4to. [23 x 17 cm], (4) ff., 80 pp., including numerous geometrical figures in text, and with 1 folding engraved plate. Bound in contemporary cartonnage with manuscript title on spine. An unpressed, partially untrimmed copy, pages clean and fresh, excellent.
A superlative copy of the scarce third edition of Le Operazioni del Compasso Geometrico, containing an enlarged illustration of Galileo’s sector for measuring and swiftly computing distances and mathematical problems. The original edition, published in 1606 and Galileo’s first printed book of significance, did not contain an illustration of his ‘proportional compass’, probably because of the likelihood that it would be pirated.
About 1596 Galileo invented a remarkably useful instrument, the geometrical and military compass. The device, a sort of primitive analog computer, bears nine sets of lines or scales for calculating cube roots, square roots, interest rates, circle squaring, etc. Its object was to greatly reduce computations in the measurement of distance, as well as to extract roots and perform other mathematical functions ‘on the fly’. Galileo envisaged his instrument as of use in both civil surveying and military fortification, and it was deliberately published in the Tuscan vernacular for the benefit of both audiences. The sector was particularly useful in ‘measurement by sight’ applications (described on pp. 62-80), allowing the user to compute heights and distances on the same instrument he used to sight them with. “One of the immediate consequences was that topographical surveying and mapping of terrain became possible for anyone interested, no longer requiring trained specialists” (Drake, p. 10).
The instrument proved to be much in demand, and the inventor established a workshop in his own house at Padova for its manufacture. As is well documented, the “compass” was copied and plagiarized by others, notably one Baldassare Capra, and in 1606 Galileo published Le Operazioni del Compasso to vindicate his claim to the invention by describing its construction and use. This was his first significant work to appear in print and is very rare. Only 60 copies of this first edition were printed and probably a dozen or so have survived.

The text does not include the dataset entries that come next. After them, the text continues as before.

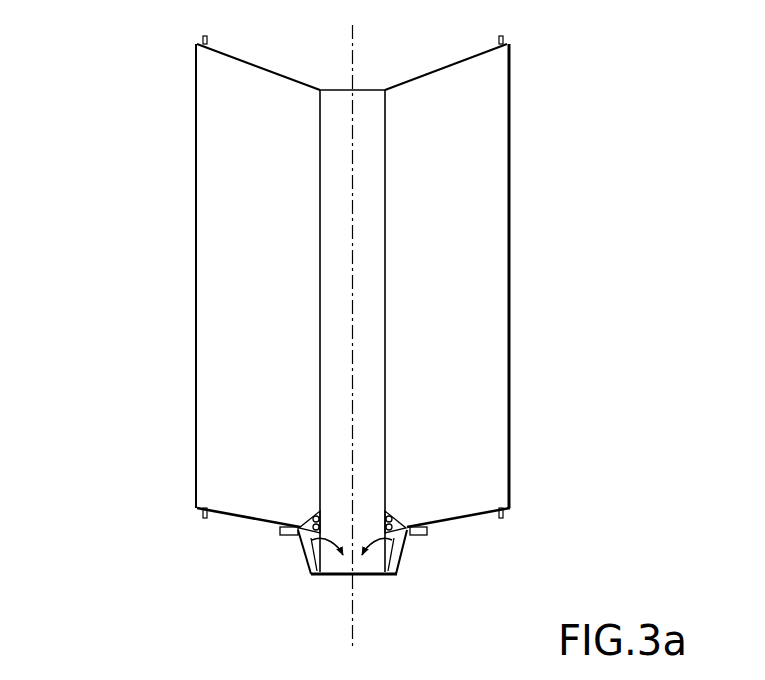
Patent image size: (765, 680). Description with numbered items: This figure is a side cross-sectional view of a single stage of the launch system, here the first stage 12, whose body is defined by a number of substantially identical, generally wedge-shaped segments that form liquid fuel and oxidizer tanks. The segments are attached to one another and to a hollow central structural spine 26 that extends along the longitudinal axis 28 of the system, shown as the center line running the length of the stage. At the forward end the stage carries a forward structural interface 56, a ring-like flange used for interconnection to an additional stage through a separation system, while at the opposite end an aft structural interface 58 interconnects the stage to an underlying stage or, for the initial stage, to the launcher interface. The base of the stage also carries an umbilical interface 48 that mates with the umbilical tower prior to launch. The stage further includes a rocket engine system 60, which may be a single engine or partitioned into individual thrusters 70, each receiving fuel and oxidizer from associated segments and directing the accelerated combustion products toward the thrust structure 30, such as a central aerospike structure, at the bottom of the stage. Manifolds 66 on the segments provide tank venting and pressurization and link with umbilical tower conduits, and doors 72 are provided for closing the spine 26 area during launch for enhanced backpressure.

The first stage 12 is at (146, 71).
The hollow central structural spine 26 is at (320, 311).
The longitudinal axis 28 is at (352, 69).
The thrust structure 30 is at (295, 556).
The umbilical interface 48 is at (404, 526).
The forward structural interface 56 is at (512, 44).
The aft structural interface 58 is at (512, 511).
The rocket engine system 60 is at (402, 486).
The manifolds 66 is at (300, 527).
The thrusters 70 is at (425, 536).
The doors 72 is at (395, 548).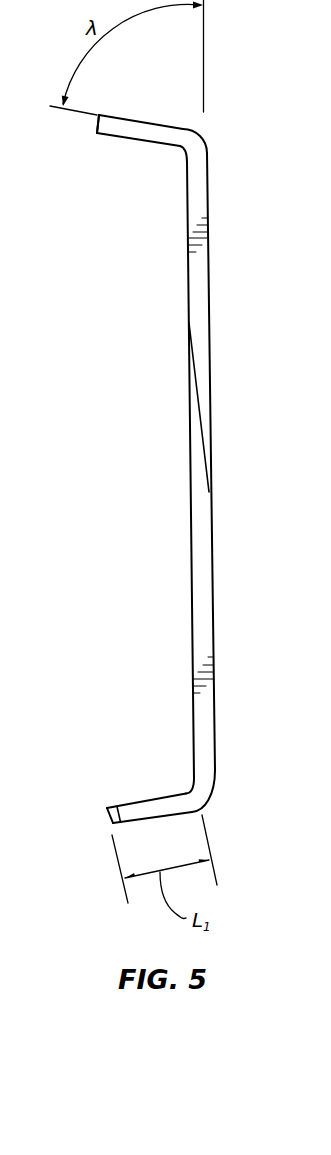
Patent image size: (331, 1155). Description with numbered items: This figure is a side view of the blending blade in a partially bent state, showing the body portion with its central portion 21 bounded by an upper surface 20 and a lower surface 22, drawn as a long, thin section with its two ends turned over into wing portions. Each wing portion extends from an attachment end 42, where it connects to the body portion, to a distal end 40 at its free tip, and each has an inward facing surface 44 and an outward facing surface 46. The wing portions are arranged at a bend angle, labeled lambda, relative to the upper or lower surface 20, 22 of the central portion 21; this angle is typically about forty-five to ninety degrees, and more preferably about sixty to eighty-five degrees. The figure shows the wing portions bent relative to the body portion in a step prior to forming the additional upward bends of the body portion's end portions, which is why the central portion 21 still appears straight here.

The upper surface 20 is at (191, 501).
The central portion 21 is at (188, 407).
The lower surface 22 is at (212, 507).
The distal end 40 is at (97, 125).
The attachment end 42 is at (187, 128).
The inward facing surface 44 is at (127, 140).
The outward facing surface 46 is at (148, 117).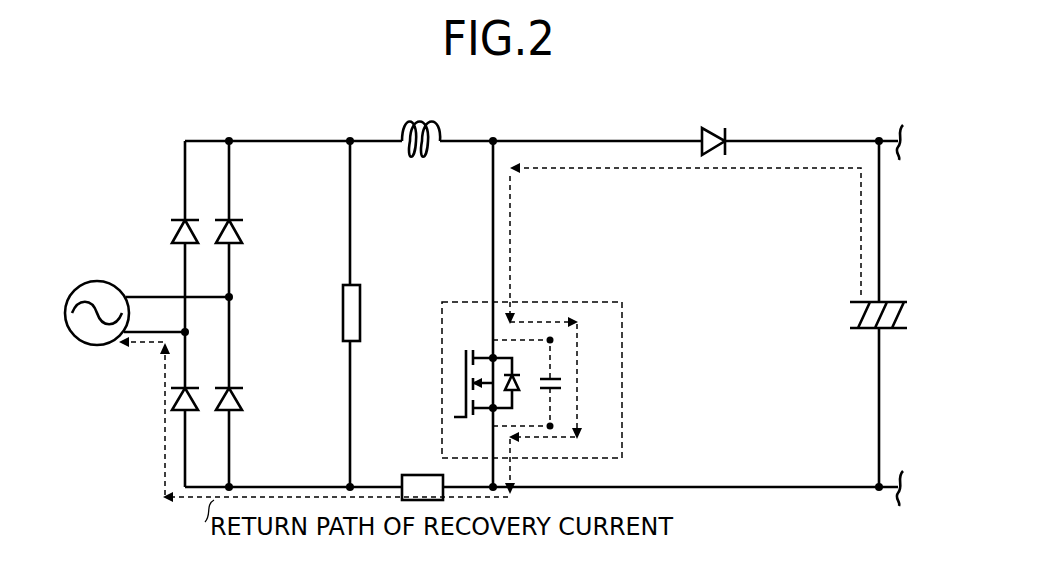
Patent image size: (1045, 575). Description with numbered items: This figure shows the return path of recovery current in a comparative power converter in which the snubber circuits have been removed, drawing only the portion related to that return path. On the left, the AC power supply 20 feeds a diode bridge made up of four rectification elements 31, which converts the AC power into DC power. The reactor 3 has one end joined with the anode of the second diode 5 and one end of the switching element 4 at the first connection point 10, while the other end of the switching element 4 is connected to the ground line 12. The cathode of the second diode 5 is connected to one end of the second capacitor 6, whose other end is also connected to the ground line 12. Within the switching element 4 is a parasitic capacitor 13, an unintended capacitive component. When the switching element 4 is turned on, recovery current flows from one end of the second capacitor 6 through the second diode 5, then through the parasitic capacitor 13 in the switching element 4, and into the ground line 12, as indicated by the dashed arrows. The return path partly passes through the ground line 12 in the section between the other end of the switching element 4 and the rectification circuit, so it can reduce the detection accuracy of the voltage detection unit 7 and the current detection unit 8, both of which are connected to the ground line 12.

The reactor 3 is at (435, 120).
The switching element 4 is at (622, 306).
The second diode 5 is at (700, 132).
The second capacitor 6 is at (886, 330).
The voltage detection unit 7 is at (360, 296).
The current detection unit 8 is at (410, 475).
The first connection point 10 is at (494, 140).
The ground line 12 is at (813, 487).
The parasitic capacitor 13 is at (562, 383).
The AC power supply 20 is at (97, 281).
The rectification element 31 is at (183, 218).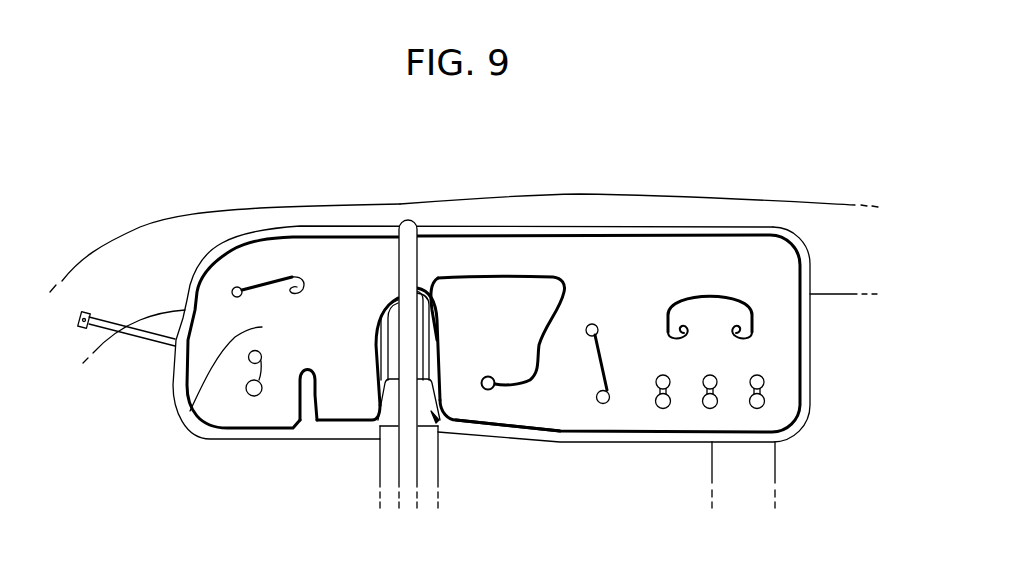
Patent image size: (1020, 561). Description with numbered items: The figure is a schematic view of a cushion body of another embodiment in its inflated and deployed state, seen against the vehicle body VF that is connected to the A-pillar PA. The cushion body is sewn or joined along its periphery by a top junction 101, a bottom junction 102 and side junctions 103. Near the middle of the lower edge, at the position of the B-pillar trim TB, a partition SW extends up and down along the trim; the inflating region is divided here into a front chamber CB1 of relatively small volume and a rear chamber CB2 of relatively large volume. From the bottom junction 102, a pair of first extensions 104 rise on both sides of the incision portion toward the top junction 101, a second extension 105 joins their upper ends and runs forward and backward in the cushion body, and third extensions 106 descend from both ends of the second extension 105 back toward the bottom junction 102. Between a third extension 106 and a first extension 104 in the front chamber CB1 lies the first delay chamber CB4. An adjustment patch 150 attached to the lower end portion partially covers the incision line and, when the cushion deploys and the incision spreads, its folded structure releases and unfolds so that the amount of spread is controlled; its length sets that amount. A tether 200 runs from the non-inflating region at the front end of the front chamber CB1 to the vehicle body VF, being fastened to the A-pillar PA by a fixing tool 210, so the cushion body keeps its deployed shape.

The A-pillar PA is at (112, 263).
The vehicle body VF is at (562, 206).
The top junction 101 is at (707, 233).
The bottom junction 102 is at (236, 439).
The side junctions 103 is at (812, 357).
The first extensions 104 is at (377, 341).
The second extension 105 is at (473, 276).
The third extensions 106 is at (541, 348).
The adjustment patch 150 is at (438, 424).
The tether 200 is at (140, 312).
The fixing tool 210 is at (83, 311).
The B-pillar trim TB is at (382, 458).
The partition SW is at (414, 463).
The front chamber CB1 is at (181, 419).
The rear chamber CB2 is at (640, 358).
The first delay chamber CB4 is at (367, 357).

It should be noted that Galileo’s “compass,” now called the sector, has been manufactured from Galileo’s day right up to the present time. No previously known device had accomplished anything quite like it, although mechanical aids to calculation had appeared earlier in various forms. Something of the importance to society of such an invention as Galileo’s, Stillman Drake once noted, can be grasped from the modern introduction of the electronic pocket computer. It completely revolutionized the way people, from princes to land surveyors, calculated complex mathematical problems without pencil and paper and, in so doing, democratized practical mathematics.
The plate in the 1640 second edition, the first appearance of the illustration, measures 11.9 x 34.5 cm to the plate mark. Frambotto re-engraved the plate for this third edition, enlarging it to 25 x 36.3 cm. While Cinti mentions a “n.1” engraved in the margin, this plate is not numbered, perhaps suggesting an early impression.
* Cinti 122; cf. also Drake’s translation with foreword and notes (Smithsonian Institution Press, 1978); Carli and Favaro 228.